The 12th of March saw the death of one of Britain’s most beloved authors, as the great Terry Pratchett died at his home in Wiltshire, at the age of 66. This followed a long battle with Alzheimer’s disease, or “the embuggerance”, as he called it, diagnosed back in 2007. Since the diagnosis, Pratchett had become a staunch campaigner in favour of right-to-die legislation, as well as helping to raise awareness of the disease.
Pratchett enjoyed a long, and extremely prolific, literary career. His first novel, The Carpet People, was published in 1971, but it was in 1983 that the Discworld series, for which he is best know, began publication with the excellent The Colour of Magic. A gleefully subversive take on the fantasy genre, the series became a smash-hit, spawning over 40 novels out of more than 70 produced during his career as a whole. Pratchett was an extraordinary prose-smith, with an admirable, no-nonsense attitude to writing. In his own words, “If you trust in yourself and believe in your dreams and follow your star, you’ll still get beaten by people who spent their time working hard and learning things and weren’t so lazy.” At his peak he was cranking out two Discworld novels a year, all the more astounding when one considers the sheer quality of his work. Pratchett was an immensely skilled prose stylist, with a knack for the comedic turn of phrase and a great ability at assembling silly, yet deeply thoughtful plots. When it came to satire he could give Douglas Adams a run for his money, and he rivalled P.G. Wodehouse for sheer readability. He was, quite simply, one of Britain’s finest comic novelists, and his work ethic was such that, even after his death, he still has two more novels yet to be published, the fourth book in his Long Earth series with Stephen Baxter, and the final Discworld instalment.
In the 1990s Pratchett was Britain’s single best-selling author, and only lost that title when J.K. Rowling came along to nick his crown a few years later. His work was widely loved, as the flood of tributes over the last two weeks have shown, and when one considers his body of work, it’s not hard to see why. His stock in trade was the strange and fantastical– witches, ghosts, time travel, all that jazz.
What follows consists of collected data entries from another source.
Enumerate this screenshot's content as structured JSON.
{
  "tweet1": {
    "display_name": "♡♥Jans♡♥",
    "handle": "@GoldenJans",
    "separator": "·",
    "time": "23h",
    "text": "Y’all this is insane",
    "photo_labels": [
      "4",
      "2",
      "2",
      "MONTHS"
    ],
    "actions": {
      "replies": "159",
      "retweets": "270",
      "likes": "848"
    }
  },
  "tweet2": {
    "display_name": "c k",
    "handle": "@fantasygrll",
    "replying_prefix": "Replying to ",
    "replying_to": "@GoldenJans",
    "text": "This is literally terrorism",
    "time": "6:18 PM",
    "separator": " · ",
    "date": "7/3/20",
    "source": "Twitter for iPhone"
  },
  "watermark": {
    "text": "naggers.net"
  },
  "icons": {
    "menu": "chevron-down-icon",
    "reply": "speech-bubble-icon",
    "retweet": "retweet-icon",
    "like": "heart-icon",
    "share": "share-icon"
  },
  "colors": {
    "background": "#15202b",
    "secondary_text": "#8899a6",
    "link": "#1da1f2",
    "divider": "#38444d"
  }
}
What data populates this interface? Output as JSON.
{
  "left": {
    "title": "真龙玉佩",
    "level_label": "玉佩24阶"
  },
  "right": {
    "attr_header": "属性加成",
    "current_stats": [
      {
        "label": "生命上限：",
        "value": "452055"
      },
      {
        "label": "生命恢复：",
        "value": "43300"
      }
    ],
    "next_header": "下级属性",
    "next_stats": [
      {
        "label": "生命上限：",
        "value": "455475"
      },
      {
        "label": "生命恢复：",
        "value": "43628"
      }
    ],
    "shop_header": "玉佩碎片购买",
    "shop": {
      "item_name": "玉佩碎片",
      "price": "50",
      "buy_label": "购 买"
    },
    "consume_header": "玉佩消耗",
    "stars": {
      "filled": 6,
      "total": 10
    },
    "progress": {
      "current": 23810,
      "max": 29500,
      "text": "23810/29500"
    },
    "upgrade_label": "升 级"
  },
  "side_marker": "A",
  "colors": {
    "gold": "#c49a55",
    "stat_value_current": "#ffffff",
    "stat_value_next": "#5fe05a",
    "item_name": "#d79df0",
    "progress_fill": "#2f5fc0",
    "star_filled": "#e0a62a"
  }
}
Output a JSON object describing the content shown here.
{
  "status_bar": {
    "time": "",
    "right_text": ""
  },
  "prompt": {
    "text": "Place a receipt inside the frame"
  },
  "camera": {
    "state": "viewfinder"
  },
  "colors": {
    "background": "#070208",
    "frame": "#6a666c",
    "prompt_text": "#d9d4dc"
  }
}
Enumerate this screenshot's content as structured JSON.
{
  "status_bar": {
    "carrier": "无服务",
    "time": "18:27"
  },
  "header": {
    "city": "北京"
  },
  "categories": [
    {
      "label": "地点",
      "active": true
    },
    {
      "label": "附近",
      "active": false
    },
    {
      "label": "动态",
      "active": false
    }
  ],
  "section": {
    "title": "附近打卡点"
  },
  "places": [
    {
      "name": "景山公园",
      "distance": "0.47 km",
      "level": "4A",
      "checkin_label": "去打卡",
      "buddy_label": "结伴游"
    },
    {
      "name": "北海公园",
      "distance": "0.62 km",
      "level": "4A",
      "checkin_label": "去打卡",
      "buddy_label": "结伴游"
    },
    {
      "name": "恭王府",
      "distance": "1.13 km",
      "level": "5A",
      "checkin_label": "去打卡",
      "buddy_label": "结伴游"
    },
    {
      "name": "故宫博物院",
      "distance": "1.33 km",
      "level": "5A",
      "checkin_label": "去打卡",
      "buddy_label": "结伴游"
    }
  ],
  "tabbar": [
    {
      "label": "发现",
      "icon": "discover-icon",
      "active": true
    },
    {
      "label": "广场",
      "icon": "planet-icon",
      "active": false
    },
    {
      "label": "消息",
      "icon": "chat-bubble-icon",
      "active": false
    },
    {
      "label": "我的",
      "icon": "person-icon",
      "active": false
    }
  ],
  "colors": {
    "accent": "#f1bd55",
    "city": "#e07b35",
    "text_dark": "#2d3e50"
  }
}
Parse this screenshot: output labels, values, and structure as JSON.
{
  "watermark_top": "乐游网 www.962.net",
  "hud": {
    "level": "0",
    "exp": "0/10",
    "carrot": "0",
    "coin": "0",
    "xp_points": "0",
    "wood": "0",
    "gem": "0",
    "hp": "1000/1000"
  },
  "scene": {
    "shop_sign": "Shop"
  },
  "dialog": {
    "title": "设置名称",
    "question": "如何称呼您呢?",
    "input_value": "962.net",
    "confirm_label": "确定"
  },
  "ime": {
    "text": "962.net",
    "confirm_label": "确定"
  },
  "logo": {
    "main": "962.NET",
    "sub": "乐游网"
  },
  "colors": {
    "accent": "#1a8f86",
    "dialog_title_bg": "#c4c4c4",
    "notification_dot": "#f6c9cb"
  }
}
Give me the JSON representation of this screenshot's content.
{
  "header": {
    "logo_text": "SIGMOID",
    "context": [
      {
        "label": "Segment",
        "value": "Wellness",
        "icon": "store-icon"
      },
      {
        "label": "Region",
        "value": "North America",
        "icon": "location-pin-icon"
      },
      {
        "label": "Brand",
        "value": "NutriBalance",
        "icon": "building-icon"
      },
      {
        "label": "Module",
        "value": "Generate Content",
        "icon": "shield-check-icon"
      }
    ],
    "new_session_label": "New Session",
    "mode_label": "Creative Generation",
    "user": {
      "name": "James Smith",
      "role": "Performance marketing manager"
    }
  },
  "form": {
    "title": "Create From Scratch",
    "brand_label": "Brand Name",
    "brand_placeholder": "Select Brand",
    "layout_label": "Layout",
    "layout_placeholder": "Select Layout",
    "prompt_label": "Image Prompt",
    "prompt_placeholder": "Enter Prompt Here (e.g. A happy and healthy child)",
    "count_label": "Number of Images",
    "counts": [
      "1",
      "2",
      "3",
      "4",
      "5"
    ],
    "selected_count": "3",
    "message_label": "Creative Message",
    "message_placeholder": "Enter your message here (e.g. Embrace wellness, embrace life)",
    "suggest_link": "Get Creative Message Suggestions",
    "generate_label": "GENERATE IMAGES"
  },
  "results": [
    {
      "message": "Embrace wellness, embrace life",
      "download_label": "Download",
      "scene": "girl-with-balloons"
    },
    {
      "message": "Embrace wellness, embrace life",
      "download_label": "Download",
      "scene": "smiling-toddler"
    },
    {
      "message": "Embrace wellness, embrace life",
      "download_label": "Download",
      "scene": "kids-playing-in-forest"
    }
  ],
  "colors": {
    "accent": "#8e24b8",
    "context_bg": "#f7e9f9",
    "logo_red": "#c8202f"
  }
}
Hell, his most popular series was about a world consisting of a flat disc perched on the backs of four giant elephants riding through space on the back of a giant turtle – ‘silly’ is kind of the name of the game. But for all their weirdness, his novels always maintain a solid grounding in the material world. Pratchett places his examination and parody of genre tropes and the conventions alongside observational humour about real-world institutions and phenomena. Good Omens is simultaneously a novel about the end of the world and an eccentric odd-couple trying to do their best in the face of it. Guards! Guards! is a story about a stereotypical fantasy City Watch, and also a story about a bunch of deadbeat civil servants working for an underfunded government department. Johnny and the Bomb is an examination of the nature of time travel, and also a story about what it’s like to grow up in a dead-end Northern town. Pratchett’s novels are just as parodic of the real world as they are of fictional ones.
Pratchett was able to balance these real-world concerns with an extraordinary gift for comedy. His novels are immensely quotable – I had cause to quote him in an article just last month – and that degree of quotability is the mark of a skilled and powerful writer whose works stick with their readers. And Pratchett has undeniably left a mark on those who have read him – look no further than the fundraising campaign set up in his name for the The Research Institute for the Care of Older People (RICE). In just over a week it’s managed to raise over £40,000, and frankly, I can’t think of a better tribute. Terry Pratchett was a writer who inspired his readers to try and do some good in the world. And really, what more could a writer ask for?